The team ran back out suitably invigorated and promptly gave away a third goal when a long throw was not dealt with and Yeadon scored again. It looked bleak for the home team.

JT had replaced Andy Davey and Buttons moved to the left. The change seemed to work as Rose got on top of the visitors and really started applying some pressure. Tatts had gone close when he rounded the keeper only to see his shot bounce off the post but it only delayed the inevitable. More sustained pressure saw the ball come loose to Jimmy who angled a volley into the top corner to reduce the deficit. The wolf howled in admiration from PC Machell’s Police Van.

2-3 became 3-3 moments later as a long ball over the top caught The Vets square. Tatts raced through and showing a coolness that evaded him when some pouting vixen asked him if he wanted a dance at The Red Leopard the previous Friday slotted home to level the score.

It was all one way traffic now. Tony Gilks had been doing a manful job at the back for The Vets but his knee brace which was making Ste McD green with envy was starting to buckle under the pressure. Buttons, possibly deliberately, smashed one over the bar into the garden behind. The lady there had bought a tidy combo from La Senza the previous day for Button’s weekly visit to “ the ball” so was disappointed to see Davlin appear through the fence. It was like expecting Brad Pitt ( OK, slight exaggeration, maybe Tyrone from Corrie ) and getting Jonny Vegas.  It’s Only Words, And Words Are All I Have, To Take Your Heart Away Machell hit a scorching freekick that was clawed away by the keeper and then saw another snapshot somehow held from 6 yards.

The pressure was relentless but time was not on Rose’s side. Corner after corner came and went but the winner never came and the home team’s winning streak came to an end. It was hard to begrudge the visitors a share of the spoils as they had defended well and taken their chances when they came. They should start climbing the table on that performance. As for Rose they travel to Otley Town next week looking for another giant killing in the Cup.

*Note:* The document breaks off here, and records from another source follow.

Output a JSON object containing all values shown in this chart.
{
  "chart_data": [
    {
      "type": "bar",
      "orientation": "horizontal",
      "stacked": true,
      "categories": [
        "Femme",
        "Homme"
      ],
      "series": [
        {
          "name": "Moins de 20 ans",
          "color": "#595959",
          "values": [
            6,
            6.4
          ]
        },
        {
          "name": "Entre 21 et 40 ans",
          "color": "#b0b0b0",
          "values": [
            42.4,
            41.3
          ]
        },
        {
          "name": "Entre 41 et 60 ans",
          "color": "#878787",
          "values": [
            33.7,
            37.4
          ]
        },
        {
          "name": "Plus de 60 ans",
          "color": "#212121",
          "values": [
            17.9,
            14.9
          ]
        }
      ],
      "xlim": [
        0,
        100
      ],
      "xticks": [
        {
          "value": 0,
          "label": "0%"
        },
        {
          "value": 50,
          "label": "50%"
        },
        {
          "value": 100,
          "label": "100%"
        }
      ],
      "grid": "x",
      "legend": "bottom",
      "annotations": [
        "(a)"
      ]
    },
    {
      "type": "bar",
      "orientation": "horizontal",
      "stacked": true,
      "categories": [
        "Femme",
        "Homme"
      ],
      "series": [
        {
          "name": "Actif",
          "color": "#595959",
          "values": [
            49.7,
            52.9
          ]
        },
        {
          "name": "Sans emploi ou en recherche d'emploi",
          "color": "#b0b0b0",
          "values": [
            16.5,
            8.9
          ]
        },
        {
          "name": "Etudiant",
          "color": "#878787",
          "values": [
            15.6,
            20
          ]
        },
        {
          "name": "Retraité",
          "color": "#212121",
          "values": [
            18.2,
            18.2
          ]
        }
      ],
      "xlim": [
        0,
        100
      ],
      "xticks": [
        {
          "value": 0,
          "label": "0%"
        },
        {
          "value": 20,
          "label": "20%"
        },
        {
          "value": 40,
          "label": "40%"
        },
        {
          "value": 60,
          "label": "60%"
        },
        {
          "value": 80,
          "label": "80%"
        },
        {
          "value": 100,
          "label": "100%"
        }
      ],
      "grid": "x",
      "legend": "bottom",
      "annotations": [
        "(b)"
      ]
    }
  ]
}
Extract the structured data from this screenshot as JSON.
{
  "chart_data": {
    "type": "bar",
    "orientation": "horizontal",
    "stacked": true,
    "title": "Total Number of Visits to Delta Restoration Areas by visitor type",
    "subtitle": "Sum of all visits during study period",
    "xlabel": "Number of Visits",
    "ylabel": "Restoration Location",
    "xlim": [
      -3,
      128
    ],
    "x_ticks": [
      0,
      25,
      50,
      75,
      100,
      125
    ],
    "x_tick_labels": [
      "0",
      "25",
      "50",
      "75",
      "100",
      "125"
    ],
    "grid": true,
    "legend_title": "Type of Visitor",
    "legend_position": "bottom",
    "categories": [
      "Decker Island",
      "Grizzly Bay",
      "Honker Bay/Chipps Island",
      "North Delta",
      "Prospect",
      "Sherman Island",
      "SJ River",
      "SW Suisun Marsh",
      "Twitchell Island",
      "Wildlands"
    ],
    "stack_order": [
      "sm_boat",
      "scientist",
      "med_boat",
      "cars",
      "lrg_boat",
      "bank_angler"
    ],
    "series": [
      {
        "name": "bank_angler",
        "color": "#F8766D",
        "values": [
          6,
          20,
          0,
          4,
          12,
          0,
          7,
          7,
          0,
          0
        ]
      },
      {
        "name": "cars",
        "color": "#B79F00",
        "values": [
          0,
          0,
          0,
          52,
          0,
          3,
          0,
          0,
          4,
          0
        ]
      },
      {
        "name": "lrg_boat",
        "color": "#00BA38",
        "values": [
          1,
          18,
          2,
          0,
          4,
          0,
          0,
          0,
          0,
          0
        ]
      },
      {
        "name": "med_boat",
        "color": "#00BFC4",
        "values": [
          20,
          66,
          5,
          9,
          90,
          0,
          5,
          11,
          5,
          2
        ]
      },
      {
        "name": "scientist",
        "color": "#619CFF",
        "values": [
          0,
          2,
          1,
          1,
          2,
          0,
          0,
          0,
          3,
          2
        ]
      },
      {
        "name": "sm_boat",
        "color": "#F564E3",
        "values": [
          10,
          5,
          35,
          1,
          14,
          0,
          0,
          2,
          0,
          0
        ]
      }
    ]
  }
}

After the game Jimmy was reliving his YTS days as he swept the changing room to a spotless sheen making him second only to Hong Kong Phooey in the world’s best caretaker stakes. A big shout to Andy Davey as well who managed to barter down his subs from about fifty quid to a fiver with Kris after the match. His technique? He pretended he was Scatch. He’d make a good lawyer.

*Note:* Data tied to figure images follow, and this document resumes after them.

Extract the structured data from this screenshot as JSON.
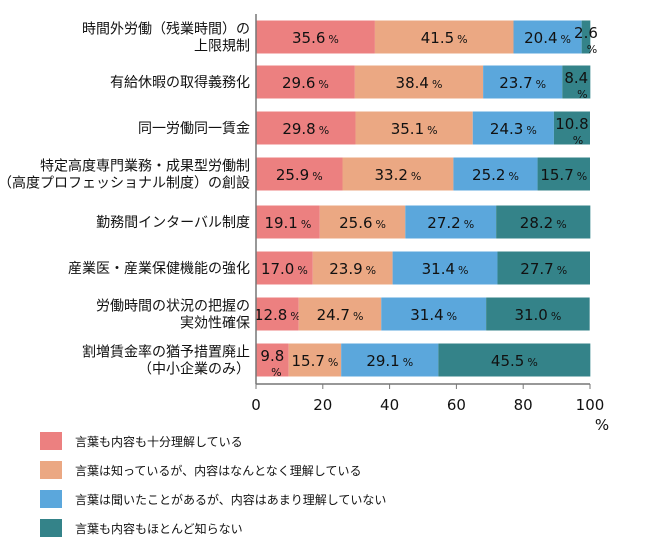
{
  "chart_data": {
    "type": "bar",
    "orientation": "horizontal",
    "stacked": true,
    "categories": [
      [
        "時間外労働（残業時間）の",
        "上限規制"
      ],
      [
        "有給休暇の取得義務化"
      ],
      [
        "同一労働同一賃金"
      ],
      [
        "特定高度専門業務・成果型労働制",
        "（高度プロフェッショナル制度）の創設"
      ],
      [
        "勤務間インターバル制度"
      ],
      [
        "産業医・産業保健機能の強化"
      ],
      [
        "労働時間の状況の把握の",
        "実効性確保"
      ],
      [
        "割増賃金率の猶予措置廃止",
        "（中小企業のみ）"
      ]
    ],
    "series": [
      {
        "name": "言葉も内容も十分理解している",
        "color": "#EC8080",
        "values": [
          35.6,
          29.6,
          29.8,
          25.9,
          19.1,
          17.0,
          12.8,
          9.8
        ]
      },
      {
        "name": "言葉は知っているが、内容はなんとなく理解している",
        "color": "#EBA883",
        "values": [
          41.5,
          38.4,
          35.1,
          33.2,
          25.6,
          23.9,
          24.7,
          15.7
        ]
      },
      {
        "name": "言葉は聞いたことがあるが、内容はあまり理解していない",
        "color": "#5BA7DC",
        "values": [
          20.4,
          23.7,
          24.3,
          25.2,
          27.2,
          31.4,
          31.4,
          29.1
        ]
      },
      {
        "name": "言葉も内容もほとんど知らない",
        "color": "#348389",
        "values": [
          2.6,
          8.4,
          10.8,
          15.7,
          28.2,
          27.7,
          31.0,
          45.5
        ]
      }
    ],
    "value_suffix": "%",
    "xlim": [
      0,
      100
    ],
    "xticks": [
      "0",
      "20",
      "40",
      "60",
      "80",
      "100"
    ],
    "xunit": "%",
    "grid": false,
    "legend_position": "bottom-left"
  }
}
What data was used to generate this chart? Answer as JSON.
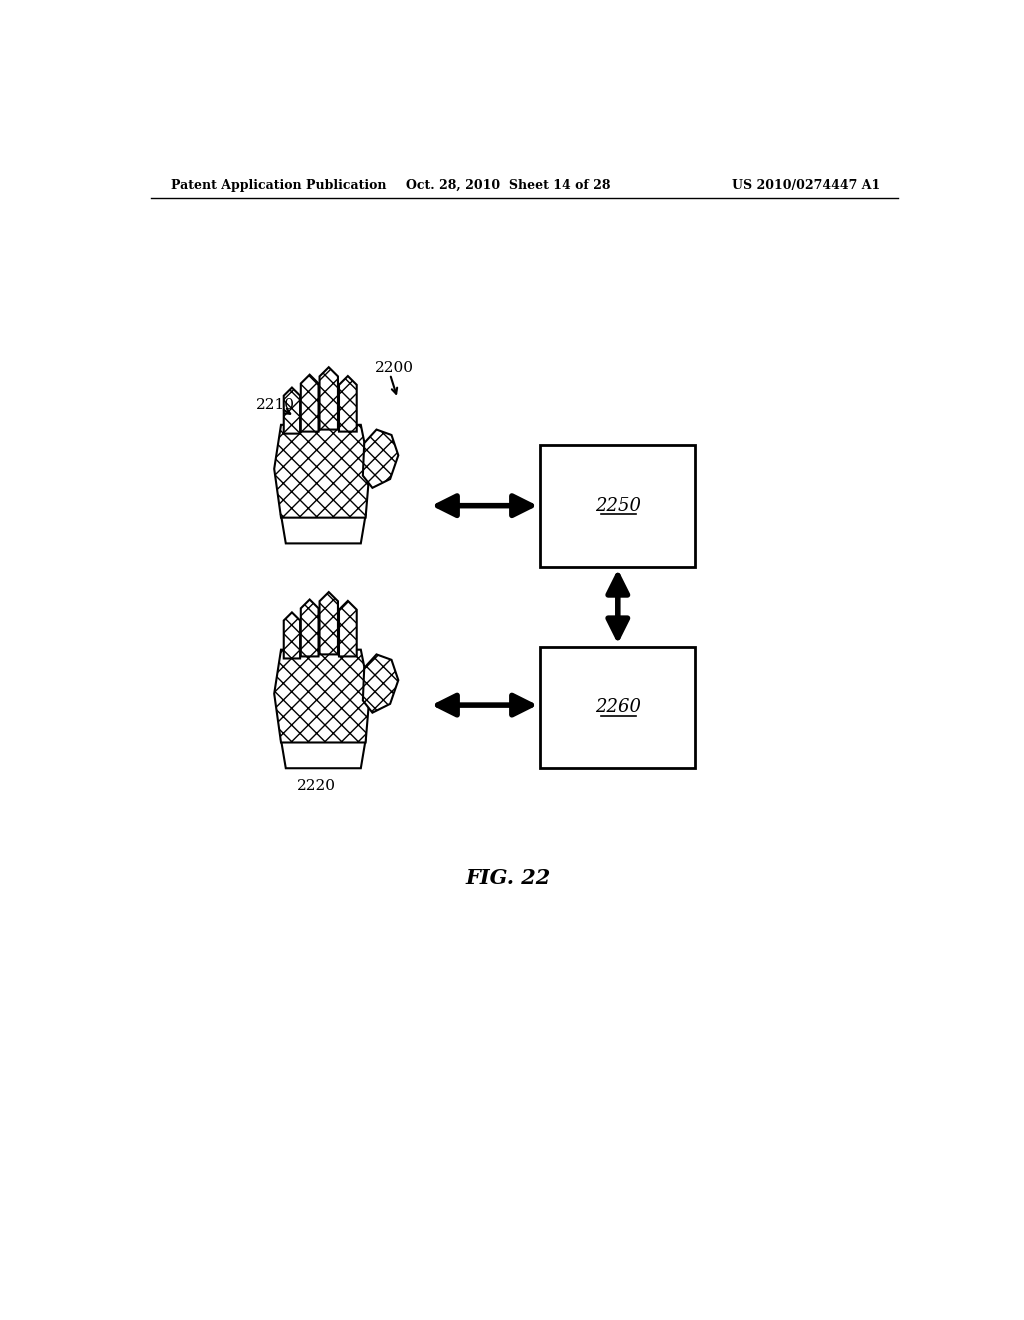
{
  "bg_color": "#ffffff",
  "header_left": "Patent Application Publication",
  "header_mid": "Oct. 28, 2010  Sheet 14 of 28",
  "header_right": "US 2010/0274447 A1",
  "label_2200": "2200",
  "label_2210": "2210",
  "label_2220": "2220",
  "label_2250": "2250",
  "label_2260": "2260",
  "fig_label": "FIG. 22",
  "arrow_color": "#000000",
  "text_color": "#000000"
}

Tasmin Archer should give him a ring.

 

Other News

 

Fire, Fire, Fire, Fire, Pour On Water, Pour On Water - The hunt for the Club Shop Arsonist continues. PC Darren Machell has set up his Headquarters at KFC, Guiseley and commented to the local press, “Does a Zinger Tower have cheese in it? It does? No good. I’ll have the 3 Piece Family Meal instead. I have found a cigarette stub at the scene and this is the cornerstone of my enquiry. I have arrested a local woman who has a history of local crime and had a Number 1 in the 90’s. I think she did it”

 

Charity Case – The Gaffer is quitting smoking to raise money for Children In Need. On questioned why is he taking such a drastic step he muttered evasively as he drove away from the still smouldering club shop, “I just am.Got it?” PC Darren Machell has already donated 100 pounds sterling.

 

What a Jaffa – Del Monte who provide our half time oranges ( or full time if the Gaffer forgets ) have been invited to our next home game as a thank you for their generous support. Ste McD called them last week with the invitation. The man from Del Monte. He said, “Can’t make it bruvver”

 

Get Over It – Dicky Machell has offered to do some copies, for anyone interested, of the  Boyzone back catalogue in light of the recent sad news. “As a mark of respect like. I’ve got some Roxette as well” he proudly announced.

 

Here Again?  – Congratulations to Log who won the Headmasters Barbers Division 2 Supporter of the Year. He was presented with a voucher for Free Haircuts at Headmasters Barbers “for the rest of his life” announced League Chairman and part time barber Derek Perm. “I could do so much with that hair” cooed Derek.

 

You Want Some? – Otley Town Far Right Activists and Hooligans known as “Wrecking Crew” have contacted us to say if any supporters ( or players ) are looking for a ruck to meet them at the local garden centre. In the trowel aisle. They will be there at 10.30am sharp.